What is Antidepressant Withdrawal?

Antidepressant withdrawal best known as antidepressant discontinuation syndrome. It is a unique set of symptoms that can develop after you stop taking an antidepressant. Antidepressant withdrawal often begins when you abruptly stop taking your medication.Typically you will experience flu-like symptoms, suddenly experience symptoms of mental illness the medication was used to treat, begin to have disturbed thoughts, thoughts of suicide and you may find it difficult to think clearly.

What Causes Antidepressant Withdrawal?

Antidepressants work to restore the balance of naturally occurring neurotransmitters in the brain, such as serotonin and norepinephrine, which help to regulate ones mood. It is thought that abruptly stopping the use of an antidepressant medication does not give the brain enough time to adjust to the rapid change and act appropriately, often resulting in a return of the symptoms the medication was initially used to treat.

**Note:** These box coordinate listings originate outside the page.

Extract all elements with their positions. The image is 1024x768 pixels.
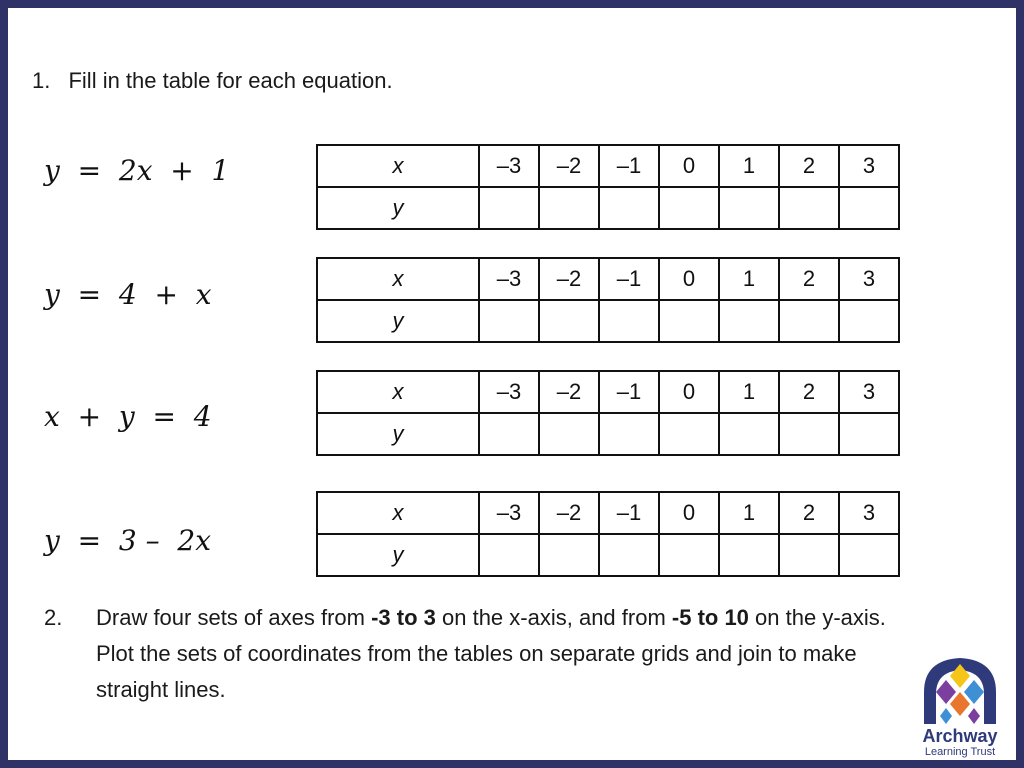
y-answer-cell[interactable] xyxy=(599,534,659,576)
x-value: 1 xyxy=(719,145,779,187)
slide xyxy=(8,8,1016,760)
y-answer-cell[interactable] xyxy=(719,300,779,342)
x-value: –2 xyxy=(539,145,599,187)
y-answer-cell[interactable] xyxy=(719,187,779,229)
x-value: 0 xyxy=(659,371,719,413)
x-value: 3 xyxy=(839,492,899,534)
y-answer-cell[interactable] xyxy=(839,413,899,455)
x-value: 2 xyxy=(779,492,839,534)
archway-logo xyxy=(910,654,1010,758)
question-2-text xyxy=(96,600,924,708)
x-value: –2 xyxy=(539,258,599,300)
y-answer-cell[interactable] xyxy=(599,413,659,455)
logo-subtitle: Learning Trust xyxy=(924,746,996,758)
value-table-2 xyxy=(316,257,900,343)
x-value: 0 xyxy=(659,258,719,300)
x-value: 2 xyxy=(779,258,839,300)
y-header: y xyxy=(317,413,479,455)
x-range-bold: -3 to 3 xyxy=(371,605,436,630)
x-row xyxy=(317,145,899,187)
x-value: –1 xyxy=(599,258,659,300)
value-table-1 xyxy=(316,144,900,230)
x-value: 1 xyxy=(719,492,779,534)
logo-name: Archway xyxy=(922,726,998,746)
x-value: –3 xyxy=(479,145,539,187)
x-header: x xyxy=(317,145,479,187)
y-row xyxy=(317,534,899,576)
y-answer-cell[interactable] xyxy=(839,187,899,229)
x-row xyxy=(317,258,899,300)
equation-1: y = 2x + 1 xyxy=(44,154,230,187)
y-row xyxy=(317,300,899,342)
q2-text-part: on the y-axis. Plot the sets of coordinates from the tables on separate grids and join to make straight lines. xyxy=(96,605,886,702)
question-2 xyxy=(44,600,924,708)
y-range-bold: -5 to 10 xyxy=(671,605,749,630)
equation-2: y = 4 + x xyxy=(44,278,212,311)
x-value: 3 xyxy=(839,145,899,187)
equation-3: x + y = 4 xyxy=(44,400,212,433)
archway-arch-icon xyxy=(910,654,1010,726)
y-answer-cell[interactable] xyxy=(479,187,539,229)
x-value: 0 xyxy=(659,145,719,187)
y-answer-cell[interactable] xyxy=(479,413,539,455)
x-header: x xyxy=(317,371,479,413)
x-value: 2 xyxy=(779,145,839,187)
y-answer-cell[interactable] xyxy=(479,534,539,576)
question-2-number: 2. xyxy=(44,605,63,630)
x-value: 3 xyxy=(839,371,899,413)
x-value: –1 xyxy=(599,145,659,187)
q2-text-part: on the x-axis, and from xyxy=(435,605,672,630)
y-header: y xyxy=(317,534,479,576)
y-answer-cell[interactable] xyxy=(719,413,779,455)
y-answer-cell[interactable] xyxy=(539,187,599,229)
x-value: 1 xyxy=(719,371,779,413)
y-answer-cell[interactable] xyxy=(719,534,779,576)
y-header: y xyxy=(317,300,479,342)
x-value: –2 xyxy=(539,371,599,413)
x-value: –1 xyxy=(599,492,659,534)
question-1-text: Fill in the table for each equation. xyxy=(68,68,393,93)
y-answer-cell[interactable] xyxy=(779,187,839,229)
x-value: –1 xyxy=(599,371,659,413)
y-answer-cell[interactable] xyxy=(479,300,539,342)
y-answer-cell[interactable] xyxy=(539,413,599,455)
y-answer-cell[interactable] xyxy=(839,534,899,576)
x-value: 0 xyxy=(659,492,719,534)
y-answer-cell[interactable] xyxy=(659,534,719,576)
x-row xyxy=(317,492,899,534)
y-answer-cell[interactable] xyxy=(539,534,599,576)
x-value: 3 xyxy=(839,258,899,300)
y-answer-cell[interactable] xyxy=(599,300,659,342)
equation-4: y = 3 – 2x xyxy=(44,524,212,557)
value-table-3 xyxy=(316,370,900,456)
x-value: –3 xyxy=(479,492,539,534)
x-header: x xyxy=(317,258,479,300)
y-header: y xyxy=(317,187,479,229)
y-answer-cell[interactable] xyxy=(839,300,899,342)
y-answer-cell[interactable] xyxy=(659,300,719,342)
y-answer-cell[interactable] xyxy=(779,534,839,576)
y-row xyxy=(317,187,899,229)
question-1 xyxy=(32,68,393,94)
question-1-number: 1. xyxy=(32,68,51,93)
x-value: –3 xyxy=(479,258,539,300)
y-row xyxy=(317,413,899,455)
q2-text-part: Draw four sets of axes from xyxy=(96,605,372,630)
x-value: 2 xyxy=(779,371,839,413)
y-answer-cell[interactable] xyxy=(659,413,719,455)
value-table-4 xyxy=(316,491,900,577)
x-row xyxy=(317,371,899,413)
y-answer-cell[interactable] xyxy=(779,300,839,342)
x-header: x xyxy=(317,492,479,534)
x-value: –2 xyxy=(539,492,599,534)
x-value: 1 xyxy=(719,258,779,300)
y-answer-cell[interactable] xyxy=(779,413,839,455)
y-answer-cell[interactable] xyxy=(659,187,719,229)
x-value: –3 xyxy=(479,371,539,413)
y-answer-cell[interactable] xyxy=(539,300,599,342)
y-answer-cell[interactable] xyxy=(599,187,659,229)
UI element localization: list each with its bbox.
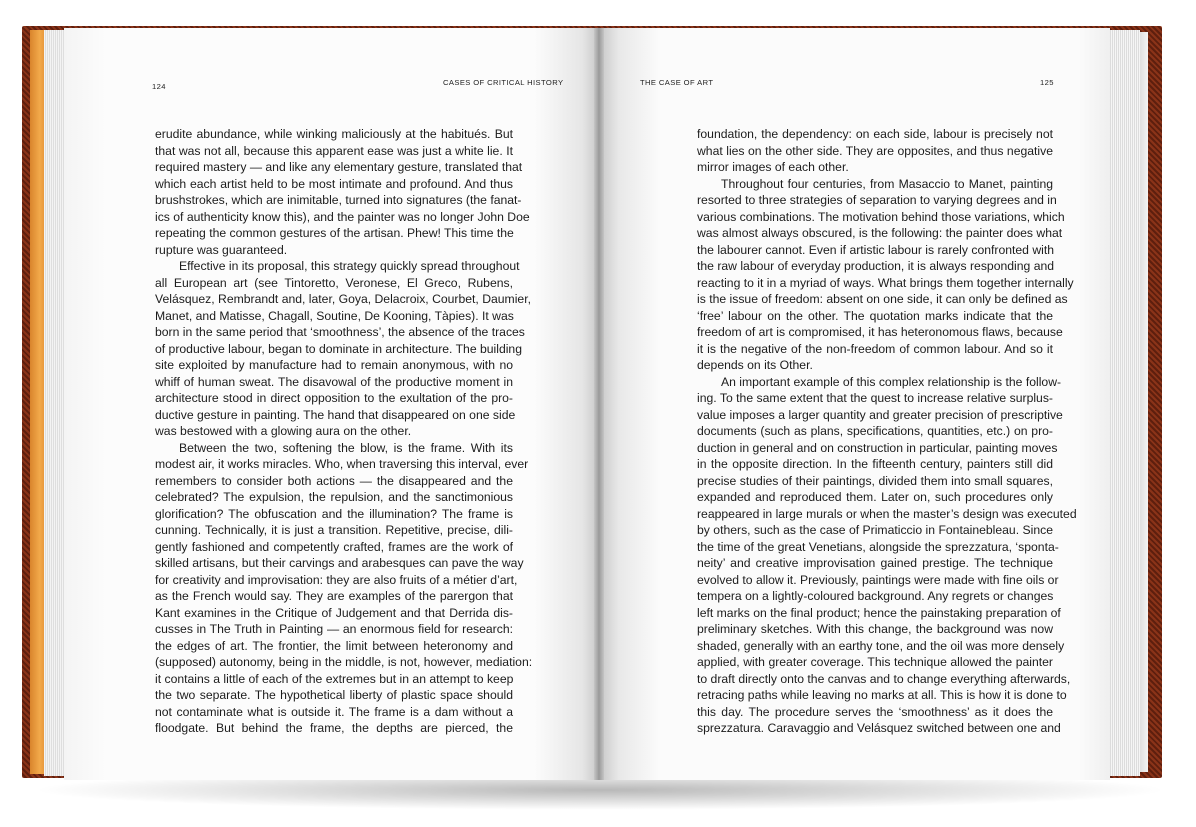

How to Prevent Antidepressant Withdrawal

You should never abruptly stop your medication, it is best to consult your doctor to begin a dosage reduction so that you gradually ween off the antidepressant to reduce any symptoms of withdrawal. If your dose is decreased too rapidly it is still possible to experience antidepressant withdrawal symptoms.

Hardest Antidepressants to Quit

There is a risk of developing withdrawal symptoms when discontinuing any antidepressant medication. However,  Effexor (venlafaxine) and Cymbalta (duloxetine) are antidepressants that affect both serotonin and norepinephrine, and stay in your body for a shorter period of time, both are more likely to result in withdrawal symptoms. Celexa (citalopram), Lexapro (escitalopram), Paxil (paroxetine), and Zoloft (sertraline) are short-acting medications that affect mainly serotonin, that too can produce symptoms of withdrawal making it harder to quit.